The mammography images can also help the doctor to determine whether the patient is likely to develop breast cancer in the future.
How are mammogram results interpreted?
BI-RADS is a standard system used to describe the results of a mammogram. This score indicates the degree of malignancy and whether further tests are needed. For example, a BI-RADS score of 0 means that the results are inconclusive and the radiologist recommends a new examination.
In this case, mammography may be repeated or other imaging tests, such as ultrasound, may be recommended. A score of 1 is a normal score and indicates that the images show no abnormality in the breast tissue.
At the other end of the scale, a score of 5 means that the abnormalities found are very malignant and a biopsy will be taken. A score of 6 is given if a cancerous tumour has already been detected in a previous biopsy and mammography is carried out to monitor the disease after treatment.
If patients have a normal result, it is important that they continue to follow their doctor’s recommendations about how often they should repeat the mammogram.
If the mammogram shows an abnormality, it does not necessarily mean that the patient has breast cancer. Only follow-up tests can confirm whether it is cancer or not.
Mammography risks & limitations
Although mammography is an important imaging procedure in the early detection of breast cancer, it bears some risks and limitations. The first is radiation exposure, but as described above the dose is very low.
In addition, abnormalities are more difficult to see in patients with breast implants, and full visualisation of the breast tissue may not be possible. This is where the skill of the technologist is particularly important as they need to know how to perform the examination in people with breast implants.
One limitation of mammography is that it can give false negative or false positive results. These situations are rare, but it is good for healthcare professionals to be aware of this discrepancy.
Also, if the cancer is located in an area that is difficult to visualise accurately during the mammogram, it may be missed in the interpretation.
Before the procedure, patients will be asked to remove their clothing from the waist up as well as their jewellery. They will wear a gown and lie or stand. The breast is placed on a platform and then flattened by the action of a plate designed to compress the breast and flatten the tissue.
This is the only way to get a clear picture of the breast tissue. The same procedure is repeated for each breast and the compression may be repeated several times to obtain images of the sides of the breast.

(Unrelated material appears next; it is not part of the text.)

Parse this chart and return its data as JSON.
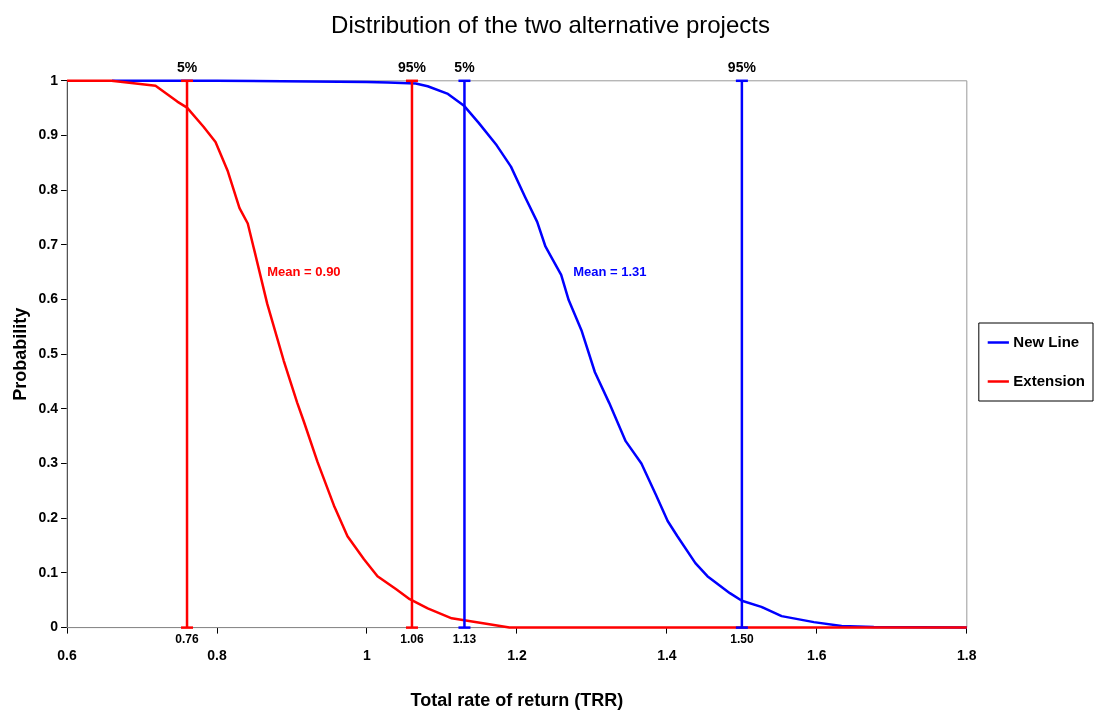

To ensure that the images are clear, the technologist may ask the patient to hold her breath while the images are taken. The patient should also not wear deodorant, perfume or other products that may affect the clarity of the images and show up as white spots.
After completing the procedure, the technologist will review the images to ensure they are sufficiently clear. If not, additional images will need to be taken. The entire procedure takes approximately 20 minutes, and the potential discomfort is short-lived when breast compression is performed.
All in all, mammography is an important tool in the early detection of breast cancer. It is vital to understand the benefits and limitations of this X-ray procedure in order to provide a good quality of care for patients and ensure that more women benefit from early detection.